Mütekebbir: Büyüklük ve ululukta tek olan, her şeyde ve her hadisede büyüklüğünü gösteren.
Müzill: Alçaltan, zillet veren, hor ve hakir eden.
Nafi: istediğine fayda sağlayan, O’nun takdiri olmadan kimseye yarar verilemeyen.
Nur: Âlemleri nurlandıran, aydınlatan.
Râfi: Dereceleri yükseltici, rızkı yükseltici.
Rahîm: Acıyıcı.
Rahman: Yarattığı bütün canlılara nimet veren.
Rakîb: Bakıp gözeten ve kendisinden hiçbir şey gizlenemeyen.
Rauf: Çok şefkat ve merhamet gösteren, çok esirgeyen, kolaylık sağlayan.
Reşid: Doğru yolu gösteren.
Rezzak: Rızk ihsan edici, tekrar tekrar, bol bol rızk veren.
Sabur: Çok sabırlı, sabreden, cezayı erteleyen.
Samed: Hiçbir şeye muhtaç olmayan, her şey kendisine muhtaç olan.

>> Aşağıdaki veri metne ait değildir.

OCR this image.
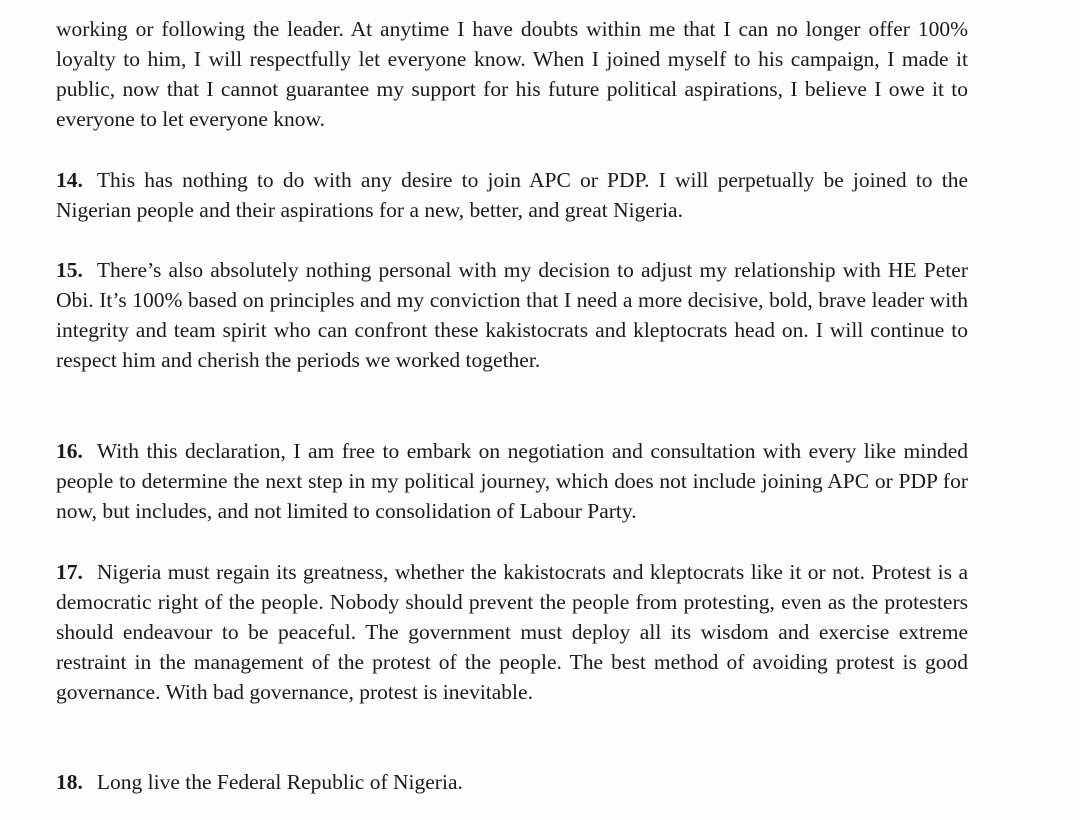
working or following the leader. At anytime I have doubts within me that I can no longer offer 100% loyalty to him, I will respectfully let everyone know. When I joined myself to his campaign, I made it public, now that I cannot guarantee my support for his future political aspirations, I believe I owe it to everyone to let everyone know.

14. This has nothing to do with any desire to join APC or PDP. I will perpetually be joined to the Nigerian people and their aspirations for a new, better, and great Nigeria.

15. There’s also absolutely nothing personal with my decision to adjust my relationship with HE Peter Obi. It’s 100% based on principles and my conviction that I need a more decisive, bold, brave leader with integrity and team spirit who can confront these kakistocrats and kleptocrats head on. I will continue to respect him and cherish the periods we worked together.

16. With this declaration, I am free to embark on negotiation and consultation with every like minded people to determine the next step in my political journey, which does not include joining APC or PDP for now, but includes, and not limited to consolidation of Labour Party.

17. Nigeria must regain its greatness, whether the kakistocrats and kleptocrats like it or not. Protest is a democratic right of the people. Nobody should prevent the people from protesting, even as the protesters should endeavour to be peaceful. The government must deploy all its wisdom and exercise extreme restraint in the management of the protest of the people. The best method of avoiding protest is good governance. With bad governance, protest is inevitable.

18. Long live the Federal Republic of Nigeria.
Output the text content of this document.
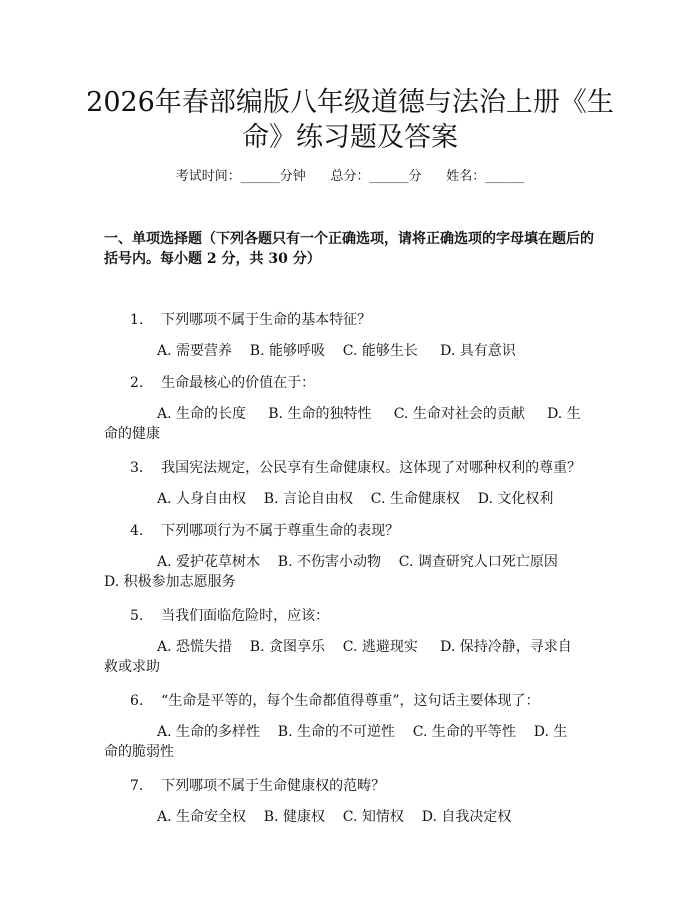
2026年春部编版八年级道德与法治上册《生
命》练习题及答案
考试时间：______分钟      总分：______分      姓名：______
一、单项选择题（下列各题只有一个正确选项，请将正确选项的字母填在题后的
括号内。每小题 2 分，共 30 分）
1.    下列哪项不属于生命的基本特征？
A. 需要营养    B. 能够呼吸    C. 能够生长     D. 具有意识
2.    生命最核心的价值在于：
A. 生命的长度     B. 生命的独特性     C. 生命对社会的贡献     D. 生
命的健康
3.    我国宪法规定，公民享有生命健康权。这体现了对哪种权利的尊重？
A. 人身自由权    B. 言论自由权    C. 生命健康权    D. 文化权利
4.    下列哪项行为不属于尊重生命的表现？
A. 爱护花草树木    B. 不伤害小动物    C. 调查研究人口死亡原因
D. 积极参加志愿服务
5.    当我们面临危险时，应该：
A. 恐慌失措    B. 贪图享乐    C. 逃避现实     D. 保持冷静，寻求自
救或求助
6.    “生命是平等的，每个生命都值得尊重”，这句话主要体现了：
A. 生命的多样性    B. 生命的不可逆性    C. 生命的平等性    D. 生
命的脆弱性
7.    下列哪项不属于生命健康权的范畴？
A. 生命安全权    B. 健康权    C. 知情权    D. 自我决定权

Selâm: Bütün ayıplardan arınmış. Selâm sahibi‚ yani her çeşit ayıptan selâmette‚ her türlü afetten beri.
Semi: işitici.
Şehid: Her şeye şahit olan, O’ndan saklı olmayan.
Şekûr: Kullukları kabul edici, az amele çok sevap veren, şükrü kabul edip çok ihsan eden, şükredilen.
Tevvab: Tövbeleri çokça kabul eden, çok tövbe fırsatı veren.
Vâcid: istediğini istediği an bulan, hiç bir şeye ihtiyacı olmayan.
Vahid: Tek ve eşsiz. Zatında, isimlerinde, sıfatlarında, işlerinde ve hükümlerinde, asla ortağı veya benzeri, dengi bulunmayan.
Vali: Yardım eden, destek veren, veliyy, dost, işleri düzenleyen, yöneten ve idare eden.
Vâris: Bütün servetlerin gerçek sahibi.
Vâsi: ilmi ve rahmeti geniş ve sınırsız, geniş olan.
Vedûd: Seven, bütün mahlûkatın hayrını isteyen, onlara ihsan eden.
Vehhab: Karşılıksız veren, sonu gelmeyen bağışların sahibi.
Vekil: Her şeye vekil.
Veliyy: Yol gösteren, yardım eden, koruyan yakın.
Zahir: Görünen, varlığı aşikâr olan.
Zü’l-Celali ve’l -ikram: Ululuk ve ikram sahibi.
Bu isim ve sıfatlardan tamlama yapmak suretiyle Rabbimizin her bir eylemini mübalâğa kalıplarıyla “en güzel isimler” hâline getirmek de mümkündür. Meselâ; “Rabbü’l-Âlemin [Âlemlerin Rabbi]”, “Maliki Yevmi’d-Dîn [Din Günü’nün Sahibi]”, “Allâmü’l-Guyûp [Gayıpları En iyi Bilen]”, “Settârü’l-Uyûp [Ayıpları Çokça Örten]”, “Gaffârü’z-Zünûp [Günahları Çok Bağışlayan]”, “Razzâku’l-Âlemîn [Âlemleri Çokça Besleyen]”, “Hayru’r-Râzikîn [Rızk Verenlerin En Hayırlısı]” gibi.